Least likely of all is that Twitter was deliberately trying to take us offline. Why? Because a) they didn't tell us (and they've always been very open, friendly and helpful to us), and b) our API access stayed rock solid the whole time, just not from our specific server. Eg, I could still run things perfectly from my home laptop.

So, the most likely thing that happened was scenario one above. Nothing to do with Twitter at all, just some accidental screw up, deep in the bowels of a huge corporation. The reason it took so long to sort was because it all happened over a weekend.

Annoying for me (and you) but understandable. I know I've certainly screwed up thousands of times in the past (fortunately mostly without you guys seeing too much before I was able to fix things).

All the above is speculation - as I said, we may never know exactly what happened. The good news is, we're back and everything is hunky dory again. Have fun cleaning!

It's been a heck of a long time since there's been much external perception of progress around here.

Today, that all changes. Well, almost.

See, when I first started Twit Cleaner, I wanted to get something useful out there as soon as possible. A Minimum Viable Product, it's called. That worked well enough, but when I started looking at moving to a one-click-one-unfollow model, I realised that the current infrastructure - the way I'd designed things - simply wasn't going to work. It was possible to do new things, but it would have been horrible, painful & slow.

I made some (with hindsight, of course) silly technical choices, & they came back to bite me on the ass.

So, for the past 7 months I've been going through redesigning the entire of Twit Cleaner, more or less from the ground up. The first of that giant chunk of work rolled out yesterday. Believe it or not, but the previous version had almost everything just shoved into a giant directory tree*. So yes, that's a folder with many, many million files in it. It worked ok for the one task it was designed for, but it seriously hampered the ease & speed with which I could develop any neat new tools. There were a bunch of other bad technical decisions, but that was the key one.

Now, everything is in a big shiny database. Which has its own issues, of course (everything does) but I'll iron those out over the next couple of days. Once that's over, & the database is fully loaded up (it's happening as we speak, and looks like it might take a few days to complete so expect the site to be a little shaky until that's finished, please be patient), it will smooth the way to quickly & easily roll out a bunch of new tools to help you manage & explore your Twitter life. Oh yes, I have many, many great ideas I've been working on.

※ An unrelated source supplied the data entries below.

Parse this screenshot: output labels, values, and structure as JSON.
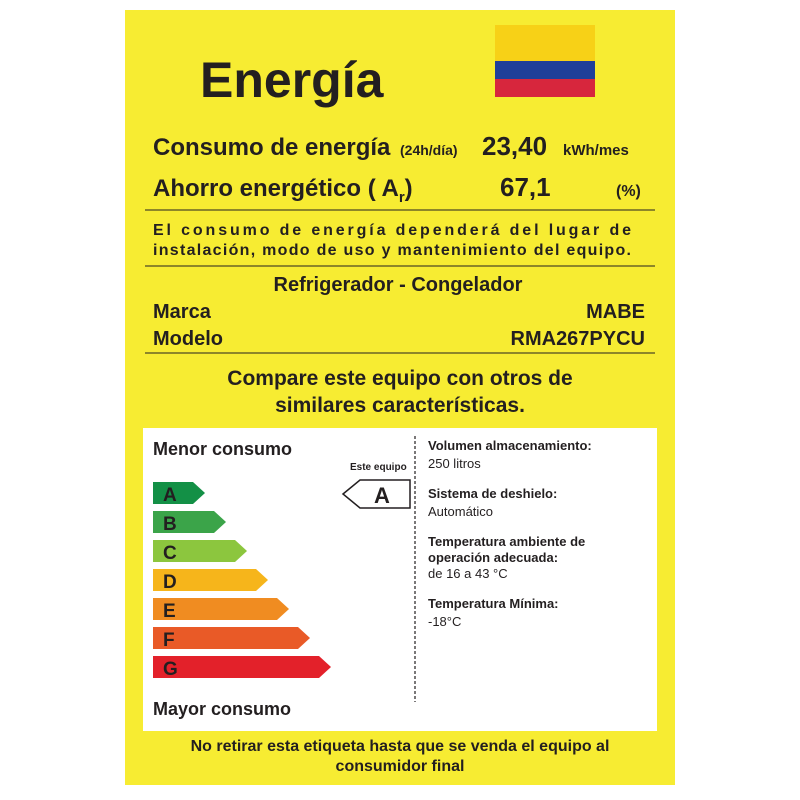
{
  "header": {
    "title": "Energía"
  },
  "consumption": {
    "label": "Consumo de energía",
    "qualifier": "(24h/día)",
    "value": "23,40",
    "unit": "kWh/mes"
  },
  "saving": {
    "label": "Ahorro energético ( A",
    "subscript": "r",
    "close": ")",
    "value": "67,1",
    "unit": "(%)"
  },
  "notice": [
    "El consumo de energía dependerá del lugar de",
    "instalación, modo de uso y mantenimiento del equipo."
  ],
  "product": {
    "type": "Refrigerador - Congelador",
    "brand_label": "Marca",
    "brand": "MABE",
    "model_label": "Modelo",
    "model": "RMA267PYCU"
  },
  "compare": [
    "Compare este equipo con otros de",
    "similares características."
  ],
  "scale": {
    "top_label": "Menor consumo",
    "bottom_label": "Mayor consumo",
    "classes": [
      "A",
      "B",
      "C",
      "D",
      "E",
      "F",
      "G"
    ],
    "this_label": "Este equipo",
    "this_class": "A"
  },
  "specs": [
    {
      "label": "Volumen almacenamiento:",
      "value": "250 litros"
    },
    {
      "label": "Sistema de deshielo:",
      "value": "Automático"
    },
    {
      "label": [
        "Temperatura ambiente de",
        "operación adecuada:"
      ],
      "value": "de 16 a 43 °C"
    },
    {
      "label": "Temperatura Mínima:",
      "value": "-18°C"
    }
  ],
  "footer": [
    "No retirar esta etiqueta hasta que se venda el equipo al",
    "consumidor final"
  ]
}
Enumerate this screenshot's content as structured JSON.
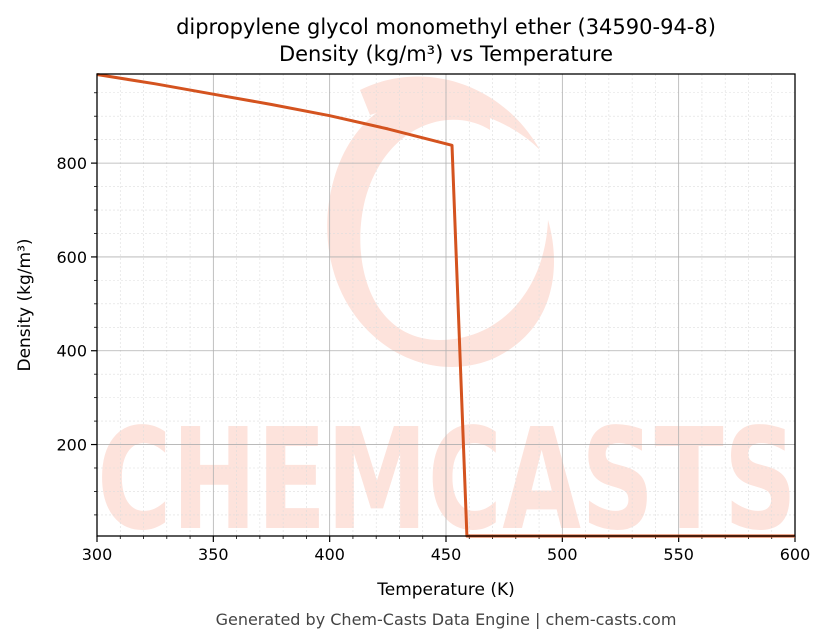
{
  "title_line1": "dipropylene glycol monomethyl ether (34590-94-8)",
  "title_line2": "Density (kg/m³) vs Temperature",
  "footer": "Generated by Chem-Casts Data Engine | chem-casts.com",
  "watermark": "CHEMCASTS",
  "colors": {
    "line": "#d4531f",
    "watermark": "#fde3dc",
    "grid_major": "#b0b0b0",
    "grid_minor": "#dddddd"
  },
  "chart_data": {
    "type": "line",
    "title": "dipropylene glycol monomethyl ether (34590-94-8)\nDensity (kg/m³) vs Temperature",
    "xlabel": "Temperature (K)",
    "ylabel": "Density (kg/m³)",
    "xlim": [
      300,
      600
    ],
    "ylim": [
      5,
      990
    ],
    "xticks": [
      300,
      350,
      400,
      450,
      500,
      550,
      600
    ],
    "yticks": [
      200,
      400,
      600,
      800
    ],
    "grid": true,
    "series": [
      {
        "x": [
          300,
          325,
          350,
          375,
          400,
          425,
          452.6,
          459,
          600
        ],
        "y": [
          989,
          969,
          947,
          925,
          901,
          873,
          838,
          5,
          5
        ]
      }
    ]
  }
}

On the outside, things may have been serene, unbroken, just meandering along like a duck floating on a pond.. but underneath I've been, just like a duck, paddling furiously seven days a week all hours of the day & night to get things working just the way they should be - and to get you guys the help you deserve.

Unfortunately, like a duck, there's not much to look at just yet. Oh, except reports will be much, much faster.

*If you're really curious, the very first version of Twit Cleaner used to run on my desktop machine at home in Melbourne, then copy things furiously back & forth to the web server, which at that time was in London. Now THAT was nutty.